Cash deposit ratio plays a crucial role in banking operations. The banks try to fine-tune it. They do not want to hold more than necessary cash reserves because in that case they lose some of the profit, which they can otherwise earn. Similarly, they cannot afford to have a lower than necessary cash reserve ratio because that can result in their failure to meet their payment obligations. If a bank false to honor its commitment to pay in time, the customers lose confidence in its ability (or willingness) to pay. As a result, all of them rush to the bank and demand payment. And the bank, by the very nature of its balance sheet, is never able to meet this demand in full. It can go bankrupt. It is, therefore, helpful to note the factors that determine critical cash deposit ratio, which a bank tries to maintain.
1. The first factor, which determines the cash deposit ratio of a bank, is its size and branch network. A big bank is likely to have proportionately larger number of customers also. Consequently, a large proportion of cheques and cash payments is received by its own customers. It, therefore, suffers from a smaller cash leakage and can afford to maintain a lower cash deposit ratio. Similarly, a bank with a large number of branches can transfer cash from one branch to the other and average out demand for cash. As a result, it can afford to have a lower cash deposit ratio on this count as well.
2. The cash deposit ratio, which a bank must maintain, also depend upon the banking habits of its clients. Normally speaking, when a bank is located in big trade and manufacturing centers, its clients are more likely to make payments to each other through book entries in their bank accounts rather than use hard cash.
3. Apart from the location of the banking offices, the stage of economic development of the country also lays an important role in the determination of cash deposit ratio of the banking system. It is expected that with economic growth, people develop banking habits and the incidence of cash leakage declines.
4. A significant component of economic growth of a country is the development of its financial system. A large volume and variety of financial instruments are an integral part of a developed financial system. The markets for financial instruments, including specialized markets for some categories of them become highly integrated and sensitive to changes in yield rates and the like. This phenomenon is accompanied with the growth of specialized financial institutions also. The net result is that on account of the availability of a larger number of effective substitutes of cash, the need by banks to maintain a high cash deposit ratio is reduced.

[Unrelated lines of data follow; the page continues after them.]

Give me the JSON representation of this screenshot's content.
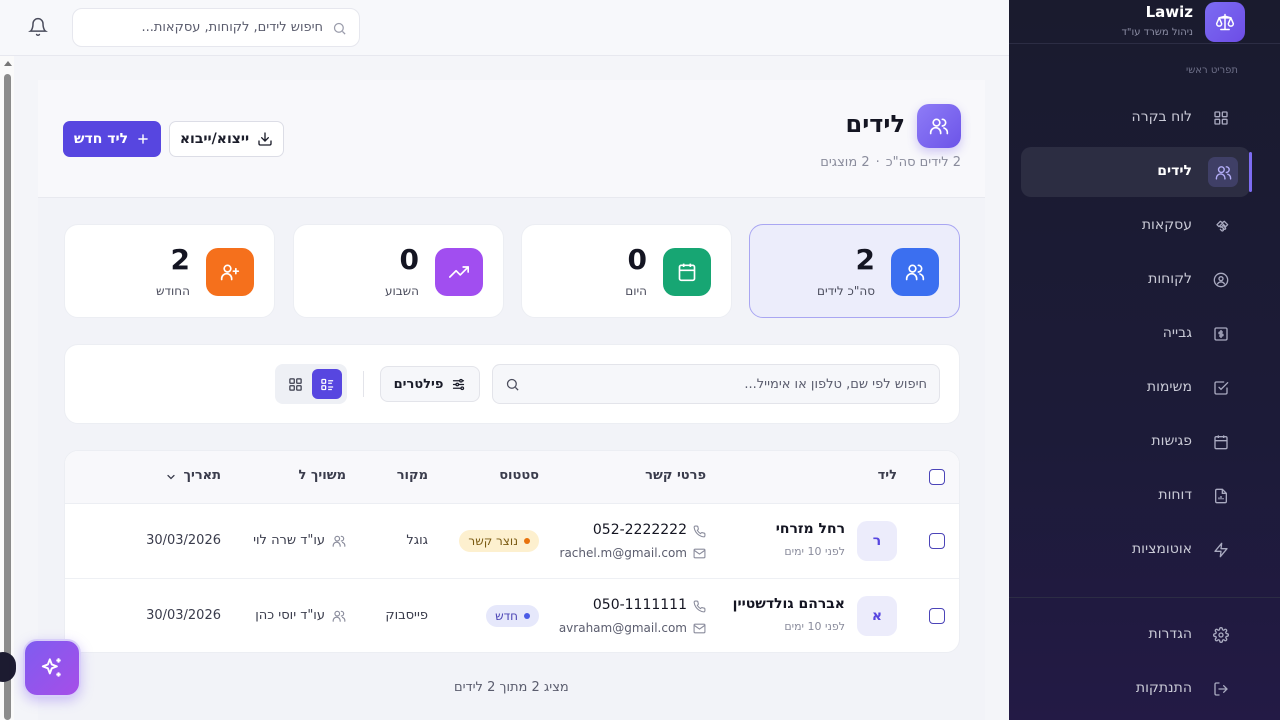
{
  "brand": {
    "name": "Lawiz",
    "subtitle": "ניהול משרד עו\"ד"
  },
  "sidebar": {
    "section_title": "תפריט ראשי",
    "items": [
      {
        "label": "לוח בקרה",
        "icon": "dashboard-icon"
      },
      {
        "label": "לידים",
        "icon": "users-icon",
        "active": true
      },
      {
        "label": "עסקאות",
        "icon": "handshake-icon"
      },
      {
        "label": "לקוחות",
        "icon": "user-circle-icon"
      },
      {
        "label": "גבייה",
        "icon": "dollar-icon"
      },
      {
        "label": "משימות",
        "icon": "task-check-icon"
      },
      {
        "label": "פגישות",
        "icon": "calendar-icon"
      },
      {
        "label": "דוחות",
        "icon": "report-file-icon"
      },
      {
        "label": "אוטומציות",
        "icon": "lightning-icon"
      }
    ],
    "bottom_items": [
      {
        "label": "הגדרות",
        "icon": "gear-icon"
      },
      {
        "label": "התנתקות",
        "icon": "logout-icon"
      }
    ]
  },
  "topbar": {
    "search_placeholder": "חיפוש לידים, לקוחות, עסקאות..."
  },
  "page": {
    "title": "לידים",
    "total_text": "2 לידים סה\"כ",
    "shown_text": "2 מוצגים",
    "new_button": "ליד חדש",
    "export_button": "ייצוא/ייבוא"
  },
  "stats": [
    {
      "value": "2",
      "label": "סה\"כ לידים",
      "color": "#3b6ff0"
    },
    {
      "value": "0",
      "label": "היום",
      "color": "#17a673"
    },
    {
      "value": "0",
      "label": "השבוע",
      "color": "#a14ef0"
    },
    {
      "value": "2",
      "label": "החודש",
      "color": "#f5701c"
    }
  ],
  "filters": {
    "search_placeholder": "חיפוש לפי שם, טלפון או אימייל...",
    "filters_button": "פילטרים"
  },
  "table": {
    "columns": {
      "lead": "ליד",
      "contact": "פרטי קשר",
      "status": "סטטוס",
      "source": "מקור",
      "assigned": "משויך ל",
      "date": "תאריך"
    },
    "rows": [
      {
        "initial": "ר",
        "name": "רחל מזרחי",
        "time": "לפני 10 ימים",
        "phone": "052-2222222",
        "email": "rachel.m@gmail.com",
        "status": "נוצר קשר",
        "source": "גוגל",
        "assigned": "עו\"ד שרה לוי",
        "date": "30/03/2026"
      },
      {
        "initial": "א",
        "name": "אברהם גולדשטיין",
        "time": "לפני 10 ימים",
        "phone": "050-1111111",
        "email": "avraham@gmail.com",
        "status": "חדש",
        "source": "פייסבוק",
        "assigned": "עו\"ד יוסי כהן",
        "date": "30/03/2026"
      }
    ],
    "footer": "מציג 2 מתוך 2 לידים"
  },
  "colors": {
    "accent": "#5746e0",
    "sidebar_bg": "#1a1b2e"
  }
}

5. Legal provisions, such as the measures taken by the central bank of the country, play a crucial role in forcing the banking system to maintain a higher than necessary cash deposit ratio. However, they may be able to side step these provisions to some extent by resorting to window dressing. Window dressing refers to the practice of the bank in managing their asset portfolio in such a manner that, while normally maintaining a low cash deposit ratio, they have a high ratio at those points of time for which they are to draw their balance sheets. For example, the banks may be required to maintain 8% cash deposit ratio but the market conditions, the strength of the financial system and other factors may enable a bank to do its business successfully with only 6%. Further suppose, it is to report to the central bank of the country its cash deposit ratio as at the close of every Friday. in that case, it tries to manage its affairs in such a way that it has adequate cash balances at the close of each Friday, but not at other points of time. This it may do by arranging the flow of discounting of bills, money at call and short notice and the like.